Beirut Digital District (BDD) is a built community dedicated to creating a hub for the digital and creative industries in Lebanon. It was officially launched in September 2012 in the Bachoura district of Beirut as a government facilitated project established between ZRE s.a.l. (a private real-estate company), Berytech (an incubator accelerator for the development of startups in the ICT field), and The Ministry of Telecommunications, who acted as a facilitator and provided broadband internet and telephone infrastructure.
CNN’s Andrew Stevens called BDD the powerhouse for startups in the Middle East.

Location 
Beirut Digital District is located in the Bachoura district, the center of Beirut City, Lebanon.

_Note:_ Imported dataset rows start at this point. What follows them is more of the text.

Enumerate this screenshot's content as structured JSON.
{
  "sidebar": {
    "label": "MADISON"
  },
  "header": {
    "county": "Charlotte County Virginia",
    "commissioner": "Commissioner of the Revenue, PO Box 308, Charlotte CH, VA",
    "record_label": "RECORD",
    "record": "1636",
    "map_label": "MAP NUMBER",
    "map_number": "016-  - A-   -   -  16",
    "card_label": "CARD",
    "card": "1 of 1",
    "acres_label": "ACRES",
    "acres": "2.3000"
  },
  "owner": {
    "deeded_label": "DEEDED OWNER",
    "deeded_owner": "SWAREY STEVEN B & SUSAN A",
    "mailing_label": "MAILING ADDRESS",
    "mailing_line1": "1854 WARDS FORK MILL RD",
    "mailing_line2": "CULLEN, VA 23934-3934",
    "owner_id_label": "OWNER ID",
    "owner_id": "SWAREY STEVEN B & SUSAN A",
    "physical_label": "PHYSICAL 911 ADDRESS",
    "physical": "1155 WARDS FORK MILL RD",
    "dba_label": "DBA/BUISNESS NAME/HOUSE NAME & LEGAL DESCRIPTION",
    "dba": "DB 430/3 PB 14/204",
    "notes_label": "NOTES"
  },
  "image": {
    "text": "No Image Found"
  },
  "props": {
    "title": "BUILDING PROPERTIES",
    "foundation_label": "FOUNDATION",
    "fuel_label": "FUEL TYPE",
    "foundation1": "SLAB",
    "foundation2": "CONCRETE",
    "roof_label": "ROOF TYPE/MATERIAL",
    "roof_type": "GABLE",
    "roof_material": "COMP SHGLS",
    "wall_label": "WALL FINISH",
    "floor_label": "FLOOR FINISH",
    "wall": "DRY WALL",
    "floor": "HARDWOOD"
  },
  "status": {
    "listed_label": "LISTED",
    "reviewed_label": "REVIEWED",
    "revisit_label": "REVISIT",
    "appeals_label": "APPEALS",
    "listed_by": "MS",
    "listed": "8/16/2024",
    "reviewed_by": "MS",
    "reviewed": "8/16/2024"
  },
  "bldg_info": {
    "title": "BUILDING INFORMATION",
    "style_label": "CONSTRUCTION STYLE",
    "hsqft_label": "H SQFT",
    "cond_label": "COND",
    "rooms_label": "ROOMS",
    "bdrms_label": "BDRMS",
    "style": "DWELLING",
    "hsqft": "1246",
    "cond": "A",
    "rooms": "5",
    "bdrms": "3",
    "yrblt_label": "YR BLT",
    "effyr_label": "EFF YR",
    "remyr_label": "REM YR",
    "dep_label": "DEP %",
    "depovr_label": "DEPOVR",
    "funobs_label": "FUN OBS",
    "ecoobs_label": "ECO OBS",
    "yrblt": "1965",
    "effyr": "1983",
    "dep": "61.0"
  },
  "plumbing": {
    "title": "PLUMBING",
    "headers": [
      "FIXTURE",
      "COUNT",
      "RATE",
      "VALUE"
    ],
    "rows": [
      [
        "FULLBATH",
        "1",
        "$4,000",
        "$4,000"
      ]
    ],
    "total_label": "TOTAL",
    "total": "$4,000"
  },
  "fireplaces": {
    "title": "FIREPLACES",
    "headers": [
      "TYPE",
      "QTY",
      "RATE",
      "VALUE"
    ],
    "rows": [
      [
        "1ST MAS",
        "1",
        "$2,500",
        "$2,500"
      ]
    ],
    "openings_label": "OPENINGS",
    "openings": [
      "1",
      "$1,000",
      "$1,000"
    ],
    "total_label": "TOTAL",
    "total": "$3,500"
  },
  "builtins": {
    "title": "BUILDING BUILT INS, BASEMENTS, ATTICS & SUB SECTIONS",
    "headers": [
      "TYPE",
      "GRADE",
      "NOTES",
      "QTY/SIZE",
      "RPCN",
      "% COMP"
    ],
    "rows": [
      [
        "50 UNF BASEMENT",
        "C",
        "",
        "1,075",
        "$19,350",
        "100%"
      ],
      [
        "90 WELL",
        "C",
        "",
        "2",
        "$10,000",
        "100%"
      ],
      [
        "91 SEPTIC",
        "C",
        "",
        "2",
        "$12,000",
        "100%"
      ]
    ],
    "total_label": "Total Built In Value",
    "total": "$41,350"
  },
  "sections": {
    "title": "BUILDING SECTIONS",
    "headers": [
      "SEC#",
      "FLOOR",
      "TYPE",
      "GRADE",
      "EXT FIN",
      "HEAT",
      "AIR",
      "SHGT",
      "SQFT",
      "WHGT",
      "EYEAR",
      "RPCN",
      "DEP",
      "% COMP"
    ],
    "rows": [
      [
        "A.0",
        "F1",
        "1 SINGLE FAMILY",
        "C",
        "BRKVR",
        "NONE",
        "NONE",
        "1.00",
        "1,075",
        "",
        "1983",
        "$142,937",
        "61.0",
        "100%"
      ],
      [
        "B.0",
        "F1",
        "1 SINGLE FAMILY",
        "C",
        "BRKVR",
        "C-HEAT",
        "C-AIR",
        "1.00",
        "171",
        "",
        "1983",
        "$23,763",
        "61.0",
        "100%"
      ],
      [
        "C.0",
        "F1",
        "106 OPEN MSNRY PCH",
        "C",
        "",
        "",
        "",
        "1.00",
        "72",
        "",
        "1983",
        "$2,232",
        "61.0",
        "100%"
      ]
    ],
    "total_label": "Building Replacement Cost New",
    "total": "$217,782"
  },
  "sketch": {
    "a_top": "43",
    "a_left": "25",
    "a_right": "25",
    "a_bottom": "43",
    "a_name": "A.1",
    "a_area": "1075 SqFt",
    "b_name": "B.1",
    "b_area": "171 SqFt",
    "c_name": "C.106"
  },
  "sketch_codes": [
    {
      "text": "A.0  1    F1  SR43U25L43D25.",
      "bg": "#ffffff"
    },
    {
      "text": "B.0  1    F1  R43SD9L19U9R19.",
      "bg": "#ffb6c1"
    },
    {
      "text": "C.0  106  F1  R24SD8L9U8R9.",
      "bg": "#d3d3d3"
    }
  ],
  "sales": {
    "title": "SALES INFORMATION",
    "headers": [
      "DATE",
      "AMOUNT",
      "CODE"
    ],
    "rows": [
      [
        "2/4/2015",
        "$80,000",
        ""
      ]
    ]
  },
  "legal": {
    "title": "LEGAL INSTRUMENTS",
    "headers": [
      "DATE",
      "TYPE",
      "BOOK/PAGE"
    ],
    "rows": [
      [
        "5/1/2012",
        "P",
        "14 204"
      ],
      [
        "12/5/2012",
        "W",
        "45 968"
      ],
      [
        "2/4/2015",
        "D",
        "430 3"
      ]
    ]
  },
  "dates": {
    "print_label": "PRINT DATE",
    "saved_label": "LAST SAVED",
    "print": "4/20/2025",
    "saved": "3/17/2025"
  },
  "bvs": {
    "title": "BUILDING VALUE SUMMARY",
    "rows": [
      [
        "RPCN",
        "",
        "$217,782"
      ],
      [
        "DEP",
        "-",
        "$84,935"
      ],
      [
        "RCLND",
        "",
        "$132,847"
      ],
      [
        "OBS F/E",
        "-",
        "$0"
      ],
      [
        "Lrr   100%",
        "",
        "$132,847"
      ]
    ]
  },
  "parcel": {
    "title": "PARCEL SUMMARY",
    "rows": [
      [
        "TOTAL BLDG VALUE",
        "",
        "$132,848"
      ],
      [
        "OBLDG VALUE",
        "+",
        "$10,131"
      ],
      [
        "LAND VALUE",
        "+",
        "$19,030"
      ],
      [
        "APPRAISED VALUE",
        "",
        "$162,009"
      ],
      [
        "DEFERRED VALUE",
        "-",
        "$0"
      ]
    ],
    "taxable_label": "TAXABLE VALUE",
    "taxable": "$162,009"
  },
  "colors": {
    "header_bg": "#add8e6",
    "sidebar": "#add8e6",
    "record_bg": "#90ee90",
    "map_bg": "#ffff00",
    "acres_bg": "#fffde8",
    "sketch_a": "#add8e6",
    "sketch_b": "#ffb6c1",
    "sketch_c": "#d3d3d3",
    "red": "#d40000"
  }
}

BDD is in close proximity to the airport and seaport, about 5 minutes away from downtown, and minutes away from American University of Beirut, Lebanese American University, Saint Joseph University, École Supérieure des Affaires, and Sagesse University.

Facilities 
There are multiple amenities and services provided by Beirut Digital District:
 Conference and meeting rooms and audio-conference rooms 
 Events and workshop spaces
 Gym and fitness classes
 Eatery and coffee shop 
 Fiber optics and Wi-Fi
 Parking spaces and valet services
 HR services
 Business and legal setup services

Phases 
The development of Beirut Digital District has been separated into 4 phases:

Phase A 

The first phase was completed in 2016. In this phase, the total build up area of BDD is 17,500 square meters dedicated to office spaces.

Phase B 

This phase is due completion in 2020 where BDD will become a 44,500 square meter district dedicated to office spaces.

Phase C 

This phase makes BDD an 84,000 square meter district dedicated to office spaces and residential units and is due completion in 2025.

Phase D 

The last phase, to be completed in 2030, will transform BDD into a 150,000 square meter district with multiple offices and residential units.